Dulu parijoto dijual mentahan. Namun belakangan, produk olahan parijoto mulai bermunculan, salah satunya sirop. Triyanto R Sutardjo (37 tahun), salah seorang produsen sirop Parijoto di Desa Colo, Kecamatan Dawe mulai membuat sirop parijoto sejak 2017. Dia terinspirasi oleh sirop buah kawis dari Rembang. Dari situlah Tryan mencoba berinovasi dengan membuat sirop parijoto.

“Pada 2015, saya mulai bereksperimen untuk menemukan resep yang tepat untuk membuat produk sirop parijoto. Berkali-kali gagal hingga akhirnya menemukan formula yang pas,” ujarnya pada Minggu (2/5/2021). Pada 2017, Triyan dan istrinya Setyowati Rahayu (36 tahun) meluncurkan produk sirop parijoto dengan merek dagang Alammu, kependekan dari Alam Muria.

Pada awal kemunculan, respons masyarakat masih landai. Namun pada 2018, sirop Alammu milik Triyan mulai kebanjiran pesanan. Sayangnya, Triyan tidak bisa melayani semua pembeli. Dia kehabisan stok karena kekurangan bahan baku.

Setyowati Rahayu, yang bertanggungjawab dalam manajemen produksi mengatakan, Alammu dalam sepekan memproduksi minimal 100 liter. Untuk bahan baku, dalam satu pekan rata-rata memerlukan 100 kg buah parijoto segar dan 100 kg gula pasir.

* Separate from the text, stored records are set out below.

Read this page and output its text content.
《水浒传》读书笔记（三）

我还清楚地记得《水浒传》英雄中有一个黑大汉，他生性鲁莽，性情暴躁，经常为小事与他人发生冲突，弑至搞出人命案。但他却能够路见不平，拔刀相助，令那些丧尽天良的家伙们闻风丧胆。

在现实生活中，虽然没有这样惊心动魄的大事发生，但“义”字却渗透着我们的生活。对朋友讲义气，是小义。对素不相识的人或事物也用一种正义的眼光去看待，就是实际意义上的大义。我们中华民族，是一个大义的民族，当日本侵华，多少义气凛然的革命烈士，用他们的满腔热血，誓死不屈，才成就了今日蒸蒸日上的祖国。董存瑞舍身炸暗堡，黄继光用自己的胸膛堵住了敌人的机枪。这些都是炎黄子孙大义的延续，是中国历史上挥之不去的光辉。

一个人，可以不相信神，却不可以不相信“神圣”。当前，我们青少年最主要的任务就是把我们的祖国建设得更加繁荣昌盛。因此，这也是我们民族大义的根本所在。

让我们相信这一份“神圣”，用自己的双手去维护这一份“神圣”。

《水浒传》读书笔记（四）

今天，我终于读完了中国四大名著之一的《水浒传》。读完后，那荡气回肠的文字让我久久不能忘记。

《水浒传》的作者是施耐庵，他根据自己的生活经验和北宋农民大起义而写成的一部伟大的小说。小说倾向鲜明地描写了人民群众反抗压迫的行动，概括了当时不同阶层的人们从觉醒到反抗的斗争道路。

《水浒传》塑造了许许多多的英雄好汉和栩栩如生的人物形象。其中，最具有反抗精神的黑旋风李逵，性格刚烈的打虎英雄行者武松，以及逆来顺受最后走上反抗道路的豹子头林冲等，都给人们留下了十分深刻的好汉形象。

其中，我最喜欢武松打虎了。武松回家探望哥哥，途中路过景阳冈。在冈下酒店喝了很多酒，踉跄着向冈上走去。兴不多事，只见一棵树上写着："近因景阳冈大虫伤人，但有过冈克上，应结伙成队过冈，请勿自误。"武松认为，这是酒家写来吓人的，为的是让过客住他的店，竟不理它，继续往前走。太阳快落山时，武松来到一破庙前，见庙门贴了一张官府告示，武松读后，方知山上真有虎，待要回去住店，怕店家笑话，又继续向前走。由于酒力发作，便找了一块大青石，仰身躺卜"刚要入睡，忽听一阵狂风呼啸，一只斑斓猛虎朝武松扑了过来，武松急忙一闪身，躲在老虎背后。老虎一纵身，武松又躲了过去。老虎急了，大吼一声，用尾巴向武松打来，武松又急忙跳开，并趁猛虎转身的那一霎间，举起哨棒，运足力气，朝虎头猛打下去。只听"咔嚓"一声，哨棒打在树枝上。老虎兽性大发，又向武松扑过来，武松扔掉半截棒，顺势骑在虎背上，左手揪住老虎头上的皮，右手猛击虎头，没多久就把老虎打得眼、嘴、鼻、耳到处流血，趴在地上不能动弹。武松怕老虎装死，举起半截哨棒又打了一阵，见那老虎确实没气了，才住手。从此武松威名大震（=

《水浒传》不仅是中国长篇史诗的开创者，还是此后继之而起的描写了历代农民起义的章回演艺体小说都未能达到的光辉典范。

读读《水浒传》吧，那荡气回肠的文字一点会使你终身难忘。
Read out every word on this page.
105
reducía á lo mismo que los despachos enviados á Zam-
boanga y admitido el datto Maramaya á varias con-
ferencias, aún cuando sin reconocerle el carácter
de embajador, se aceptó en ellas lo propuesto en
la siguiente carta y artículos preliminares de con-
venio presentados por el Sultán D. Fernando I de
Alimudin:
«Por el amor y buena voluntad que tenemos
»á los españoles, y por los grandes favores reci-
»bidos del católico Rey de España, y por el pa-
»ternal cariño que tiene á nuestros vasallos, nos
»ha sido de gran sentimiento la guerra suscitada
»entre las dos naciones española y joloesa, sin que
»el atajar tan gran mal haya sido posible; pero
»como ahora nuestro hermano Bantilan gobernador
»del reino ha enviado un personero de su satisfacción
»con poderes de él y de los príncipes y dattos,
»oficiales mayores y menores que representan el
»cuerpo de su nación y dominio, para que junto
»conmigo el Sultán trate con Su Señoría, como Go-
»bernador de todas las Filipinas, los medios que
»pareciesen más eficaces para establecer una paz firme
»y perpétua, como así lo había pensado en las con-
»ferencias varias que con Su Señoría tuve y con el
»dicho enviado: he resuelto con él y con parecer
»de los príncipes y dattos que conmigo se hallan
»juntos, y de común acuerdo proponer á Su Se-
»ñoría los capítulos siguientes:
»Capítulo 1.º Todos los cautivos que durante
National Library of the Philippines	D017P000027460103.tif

Produk sirop kemasan yang dijual di antaranya berukuran 250 ml, 350 ml, 500 ml dan 630 ml. Dari variasi ini yang paling laku adalah 500 ml. Sirop Alammu dibandrol mulai dari Rp45.000 untuk ukuran 250 ml, Rp65.000 untuk 350 ml, Rp85.000 untuk 500 ml, dan Rp130.000 untuk 630 ml.

Produk sirop parijoto Alammu dan beberapa produk olahan lain seperti teh, permen dan keripik (2/5/2021.
Produk sirop parijoto Alammu dan beberapa produk olahan lain seperti teh, permen dan keripik (2/5/2021. Islakhul Muttaqin / Lokadata

Sirop parijoto ini mendapat beberapa penghargaan dari daerah hingga level nasional. Di antaranya, Juara 1 Lomba Kreativitas dan Inovasi (Krenova) Tingkat Kabupaten Kudus pada 2018. Kemudian, menjadi 100 finalis terbaik dalam The Big Start Indonesia yang diselenggarakan oleh Blibli.com pada tahun 2018.

Selain itu, sirop parijoto Alammu ini menjadi salah satu produk unggulan nasional oleh Badan Pariwisata dan Ekonomi Kreatif (Bekraf) pada 2018. Pun mendapatkan fasilitas Hak Kekayaan Intelektual (HKI) untuk hak paten sirop Parijoto oleh Bappeda Provinisi Jawa Tengah. Kemudian bisnis ini pun menjadi UMKM kreatif sebagai pengusaha pemula berbasis teknologi yang didanai oleh Kemenristek Dikti pada 2019. Pada 2020, produk ini juga masuk dalam e-katalog Bank Negara Indonesia dan pada 2021 menjadi produk unggulan Jawa Tengah versi Bank Indonesia.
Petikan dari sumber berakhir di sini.